Un nouvel essai explore comment les études féministes contribuent à une plus grande objectivité dans les sciences sociales, en remettant en question la neutralité illusoire des chercheurs. Les sociologues Éric Fassin et Caroline Ibos analysent l'histoire et l'éthique de la discipline face aux attaques politiques actuelles. Leur ouvrage met en lumière l'apport des perspectives minoritaires pour enrichir la recherche.

Les sciences sociales font face à des attaques croissantes de la part de figures politiques de droite et d'extrême droite, ainsi que d'universitaires, aux États-Unis, en Europe, au Brésil et en Russie. La France n'échappe pas à ces critiques, qui accusent les chercheurs de mêler recherche et idéologie. C'est dans ce contexte que les sociologues Éric Fassin et Caroline Ibos, professeurs à l'université Paris-VIII-Vincennes-Saint-Denis, publient « La Savante et le Politique.
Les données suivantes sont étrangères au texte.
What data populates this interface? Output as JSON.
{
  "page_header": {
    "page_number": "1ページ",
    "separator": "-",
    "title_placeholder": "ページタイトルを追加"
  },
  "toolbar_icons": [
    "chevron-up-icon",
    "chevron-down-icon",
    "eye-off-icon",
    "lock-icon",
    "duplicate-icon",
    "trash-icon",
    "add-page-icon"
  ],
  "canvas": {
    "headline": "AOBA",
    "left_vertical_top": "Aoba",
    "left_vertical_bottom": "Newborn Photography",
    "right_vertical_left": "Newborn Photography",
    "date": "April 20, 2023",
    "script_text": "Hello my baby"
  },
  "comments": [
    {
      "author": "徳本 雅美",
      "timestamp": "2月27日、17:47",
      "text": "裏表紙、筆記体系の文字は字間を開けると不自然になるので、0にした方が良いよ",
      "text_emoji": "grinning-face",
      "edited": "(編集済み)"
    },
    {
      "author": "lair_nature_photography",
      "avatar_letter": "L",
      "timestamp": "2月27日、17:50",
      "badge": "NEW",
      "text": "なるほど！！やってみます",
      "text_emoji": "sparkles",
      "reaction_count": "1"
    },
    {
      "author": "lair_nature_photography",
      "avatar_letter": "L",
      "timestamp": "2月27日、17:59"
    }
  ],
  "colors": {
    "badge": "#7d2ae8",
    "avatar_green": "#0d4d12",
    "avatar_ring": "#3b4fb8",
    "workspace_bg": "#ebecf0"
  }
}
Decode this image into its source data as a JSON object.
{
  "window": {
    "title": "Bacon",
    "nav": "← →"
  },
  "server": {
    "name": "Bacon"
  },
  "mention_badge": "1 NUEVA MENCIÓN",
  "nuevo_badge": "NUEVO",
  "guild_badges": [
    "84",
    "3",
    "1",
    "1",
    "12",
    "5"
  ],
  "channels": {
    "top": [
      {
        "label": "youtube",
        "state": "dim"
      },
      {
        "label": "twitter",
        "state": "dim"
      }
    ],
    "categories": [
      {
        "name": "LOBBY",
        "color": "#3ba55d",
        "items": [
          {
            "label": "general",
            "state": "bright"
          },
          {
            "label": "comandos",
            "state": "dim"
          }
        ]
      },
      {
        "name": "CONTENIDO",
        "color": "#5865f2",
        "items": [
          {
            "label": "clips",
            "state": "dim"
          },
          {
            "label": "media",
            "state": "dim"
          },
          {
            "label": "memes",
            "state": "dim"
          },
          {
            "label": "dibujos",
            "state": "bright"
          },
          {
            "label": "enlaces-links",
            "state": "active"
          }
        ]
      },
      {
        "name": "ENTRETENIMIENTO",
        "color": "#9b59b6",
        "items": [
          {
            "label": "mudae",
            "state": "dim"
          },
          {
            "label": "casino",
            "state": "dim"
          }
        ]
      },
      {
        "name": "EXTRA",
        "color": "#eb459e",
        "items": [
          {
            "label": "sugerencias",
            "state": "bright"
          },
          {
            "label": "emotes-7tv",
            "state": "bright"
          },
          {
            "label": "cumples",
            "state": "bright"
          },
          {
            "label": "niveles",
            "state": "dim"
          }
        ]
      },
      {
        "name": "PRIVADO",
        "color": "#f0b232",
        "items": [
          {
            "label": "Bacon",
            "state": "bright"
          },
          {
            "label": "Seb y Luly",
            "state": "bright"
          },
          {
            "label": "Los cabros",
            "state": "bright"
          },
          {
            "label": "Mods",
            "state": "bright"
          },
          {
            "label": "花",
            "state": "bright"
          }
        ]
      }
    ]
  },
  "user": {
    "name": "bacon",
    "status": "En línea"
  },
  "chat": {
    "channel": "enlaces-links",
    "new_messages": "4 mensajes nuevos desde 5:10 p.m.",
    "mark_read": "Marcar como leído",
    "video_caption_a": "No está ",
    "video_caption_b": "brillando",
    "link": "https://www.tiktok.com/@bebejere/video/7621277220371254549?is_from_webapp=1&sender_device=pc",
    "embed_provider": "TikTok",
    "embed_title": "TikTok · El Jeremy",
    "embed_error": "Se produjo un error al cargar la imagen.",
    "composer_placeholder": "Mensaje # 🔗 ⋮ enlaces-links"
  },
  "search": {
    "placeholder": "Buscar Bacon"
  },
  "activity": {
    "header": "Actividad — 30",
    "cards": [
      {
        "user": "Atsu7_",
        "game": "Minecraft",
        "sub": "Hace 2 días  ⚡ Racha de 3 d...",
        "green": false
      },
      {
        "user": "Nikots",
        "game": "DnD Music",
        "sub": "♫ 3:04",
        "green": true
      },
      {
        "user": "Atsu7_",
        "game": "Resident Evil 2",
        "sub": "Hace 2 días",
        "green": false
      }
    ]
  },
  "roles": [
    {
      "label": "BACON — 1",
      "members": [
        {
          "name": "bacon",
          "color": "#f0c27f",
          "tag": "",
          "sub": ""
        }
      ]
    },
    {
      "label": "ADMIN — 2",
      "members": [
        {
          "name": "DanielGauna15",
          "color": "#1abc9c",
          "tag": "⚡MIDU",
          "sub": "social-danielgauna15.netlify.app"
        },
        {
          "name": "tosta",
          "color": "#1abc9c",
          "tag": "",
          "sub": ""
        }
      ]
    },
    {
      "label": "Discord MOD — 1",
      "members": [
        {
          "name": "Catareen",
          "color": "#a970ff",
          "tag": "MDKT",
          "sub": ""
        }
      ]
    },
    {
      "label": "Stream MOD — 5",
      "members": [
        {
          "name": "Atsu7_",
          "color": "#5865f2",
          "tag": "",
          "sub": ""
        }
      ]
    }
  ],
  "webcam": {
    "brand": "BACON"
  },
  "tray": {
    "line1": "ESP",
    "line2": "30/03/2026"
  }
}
Ce que le féminisme fait aux sciences sociales » (PUF, 328 pages, 20 euros). Inspiré de Max Weber et des travaux féministes, cet essai dense invite à prendre au sérieux la controverse épistémologique.

Les auteurs reviennent aux sources théoriques pour interroger la position du chercheur, soulignant que les sciences sociales ont toujours été politiques. Ils rejettent l'idée d'une neutralité absolue et mettent en avant les études féministes, qui situent les savoirs plutôt que de les corriger. Ces approches ouvrent la recherche aux expériences vécues, en particulier celles des minorités, favorisant ainsi une objectivité plus nuancée.

La dernière partie de l'ouvrage aborde l'éthique des enquêtes de terrain en sociologie. Elle évoque un épisode historique peu connu : autour de Jane Addams (1860-1935), les femmes de la Hull House à Chicago menaient des investigations dans des ateliers et des tribunaux pour enfants, dans une optique de réforme sociale. Ces travaux, considérés comme trop politiques, ont été marginalisés par les universitaires masculins de l'école de Chicago, excluant leurs autrices.

Présenté comme « une sorte de guide scientifique de l'engagement savant », ce livre s'adresse principalement à un public universitaire. Il alimente le débat sur l'engagement en recherche face aux pressions contemporaines.